If I am not mistaken, Virtuoso v. 7+ creates four RDF index schemes while loading an RDF dataset by default. I am interested to know where the corresponding physical file of each index scheme (e.g., “SP” or “PSOG” or etc.) is stored in Linux by default to check the size of each of these indexes on the disk in my applications. Thank you.
Virtuoso stores all tables, indexes, procedures, blobs etc in a single .db file on disk , stored in blocks of 8KB. Whenever VIrtuoso runs low on pages it extends the database by extending the database with a configurable number of pages. When pages have been allocated and released, they go onto the “free page” list and not shrink the .db file.
The isql tool can be used to show this information:
$ isql 1111 OpenLink Virtuoso Interactive SQL (Virtuoso) Version 08.03.3317 as of Jun 17 2020 Type HELP; for help and EXIT; to exit. Connected to OpenLink Virtuoso Driver: 08.03.3318 OpenLink Virtuoso ODBC Driver SQL> status(''); REPORT VARCHAR _______________________________________________________________________________ OpenLink Virtuoso VDB Server Version 08.03.3318-pthreads for Linux as of Aug 4 2020 Registered to OpenLink Software (INTERNAL USE ONLY) (Personal Edition, 500 connections) Started on: 2020-08-05 12:22 GMT+2 CPU: 0.05% RSS: 159MB PF: 3251 Database Status: File size 224395264, 27392 pages, 16091 free. 20000 buffers, 2390 used, 3 dirty 0 wired down, repl age 0 0 w. io 0 w/crsr. Disk Usage: 2766 reads avg 0 msec, 0% r 0% w last 0 s, 1149 writes flush 1.709 MB/s, 66 read ahead, batch = 24. Autocompact 0 in 0 out, 0% saved. Gate: 306 2nd in reads, 0 gate write waits, 0 in while read 0 busy scrap. Log = virtuoso.trx, 1827 bytes VDB: 0 exec 0 fetch 0 transact 0 error 11258 pages have been changed since last backup (in checkpoint state) Current backup timestamp: 0x0000-0x00-0x00 Last backup date: unknown Clients: 2 connects, max 1 concurrent RPC: 10 calls, 0 pending, 1 max until now, 0 queued, 0 burst reads (0%), 0 second 0M large, 10M max Checkpoint Remap 0 pages, 0 mapped back. 2 s atomic time. DB master 27392 total 16091 free 0 remap 0 mapped back temp 256 total 251 free Lock Status: 0 deadlocks of which 0 2r1w, 0 waits, Currently 1 threads running 0 threads waiting 0 threads in vdb. 25 Rows. -- 26 msec.

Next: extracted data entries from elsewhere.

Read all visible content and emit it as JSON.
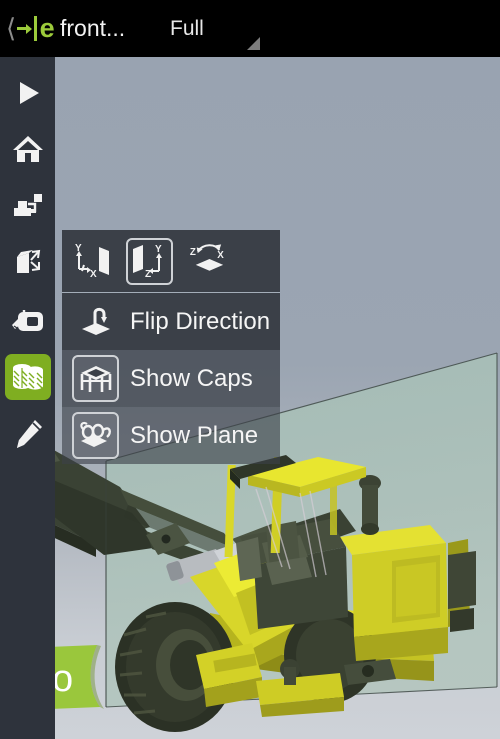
{
  "app": {
    "brand_mark": "e",
    "brand_colors": {
      "green": "#9ccb3b",
      "accent_green": "#7fae21",
      "badge_green": "#9ac73c"
    }
  },
  "topbar": {
    "back_icon": "back-chevron-icon",
    "logo_icon": "eDrawings-logo-icon",
    "logo_letter": "e",
    "document_title": "front...",
    "mode_selector": {
      "label": "Full",
      "dropdown_icon": "corner-dropdown-triangle-icon"
    },
    "fit_button": {
      "icon": "fit-to-window-icon"
    },
    "share_button": {
      "icon": "share-icon",
      "dropdown_icon": "corner-dropdown-triangle-icon"
    },
    "overflow_button": {
      "icon": "more-vertical-icon"
    }
  },
  "sidebar": {
    "background": "#2e333c",
    "items": [
      {
        "name": "play-animation",
        "icon": "play-triangle-icon",
        "active": false
      },
      {
        "name": "home-view",
        "icon": "home-icon",
        "active": false
      },
      {
        "name": "explode-view",
        "icon": "explode-assembly-icon",
        "active": false
      },
      {
        "name": "components",
        "icon": "cube-components-icon",
        "active": false
      },
      {
        "name": "measure",
        "icon": "measure-tape-icon",
        "active": false
      },
      {
        "name": "section-view",
        "icon": "section-cylinder-icon",
        "active": true
      },
      {
        "name": "markup",
        "icon": "pencil-markup-icon",
        "active": false
      }
    ]
  },
  "section_menu": {
    "axis_buttons": [
      {
        "name": "plane-yx",
        "icon": "plane-yx-axis-icon",
        "labels": [
          "Y",
          "X"
        ],
        "selected": false
      },
      {
        "name": "plane-yz",
        "icon": "plane-yz-axis-icon",
        "labels": [
          "Y",
          "Z"
        ],
        "selected": true
      },
      {
        "name": "plane-zx",
        "icon": "plane-zx-axis-icon",
        "labels": [
          "Z",
          "X"
        ],
        "selected": false
      }
    ],
    "items": [
      {
        "name": "flip-direction",
        "label": "Flip Direction",
        "icon": "flip-direction-icon",
        "framed": false
      },
      {
        "name": "show-caps",
        "label": "Show Caps",
        "icon": "show-caps-icon",
        "framed": true
      },
      {
        "name": "show-plane",
        "label": "Show Plane",
        "icon": "show-plane-icon",
        "framed": true
      }
    ]
  },
  "viewport": {
    "model_name": "wheel-loader-3d-model",
    "background_top": "#9aa4b2",
    "background_bottom": "#ccd1d7",
    "section_plane_color": "#a9c1b9",
    "model_colors": {
      "body": "#d8d62a",
      "body_dark": "#8e8f1c",
      "tire": "#2b3125",
      "glass": "#3c4138"
    }
  },
  "pro_badge": {
    "label": "Pro",
    "color": "#9ac73c"
  }
}
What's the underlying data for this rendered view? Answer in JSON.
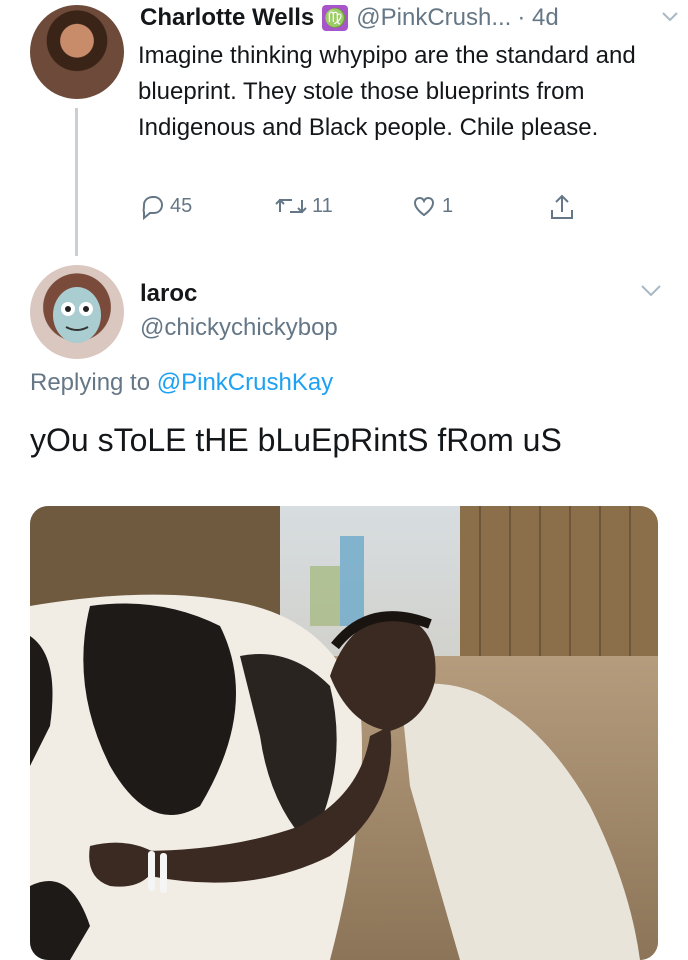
{
  "tweet1": {
    "name": "Charlotte Wells",
    "badge": "♍",
    "handle": "@PinkCrush...",
    "time": "· 4d",
    "text": "Imagine thinking whypipo are the standard and blueprint. They stole those blueprints from Indigenous and Black people. Chile please.",
    "reply_count": "45",
    "retweet_count": "11",
    "like_count": "1"
  },
  "tweet2": {
    "name": "laroc",
    "handle": "@chickychickybop",
    "replying_prefix": "Replying to",
    "replying_handle": "@PinkCrushKay",
    "text": "yOu sToLE tHE bLuEpRintS fRom uS"
  },
  "icons": {
    "reply": "reply-icon",
    "retweet": "retweet-icon",
    "like": "heart-icon",
    "share": "share-icon",
    "more": "chevron-down-icon"
  },
  "colors": {
    "text": "#14171a",
    "muted": "#657786",
    "link": "#1da1f2",
    "thread_line": "#c8d0d6",
    "virgo_badge": "#a855c9"
  }
}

So in this example my virtuoso.db file is
$ ls -l virtuoso.db -rw-r--r-- 1 patrick patrick 224395264 Aug 6 10:23 virtuoso.db
Which is the same as the following line in the status output:
File size 224395264, 27392 pages, 16091 free. where 224395264 (size in bytes) / 8192 (page size in bytes) = 27392 total pages As there are 16091 pages free at this point, that means that 27392 - 16091 = 11301 pages actually in use at this time.
Note that these values can also be retrieved using the sys_stat function as in the following example:
SQL> select sys_stat ('st_db_pages') as "DB pages", sys_stat ('st_db_free_pages') as "Free Pages"; DB pages Free Pages LONG VARCHAR LONG VARCHAR _______________________________________________________________________________ 27392 16091 1 Rows. -- 1 msec.
Let us know if this answers your question.
Thank you for your reply. It seems that it is not easily possible to have a size-on-disk breakdown (for each index scheme, etc.) since all information are stored/compressed into a single file. This is interesting. Thank you once again.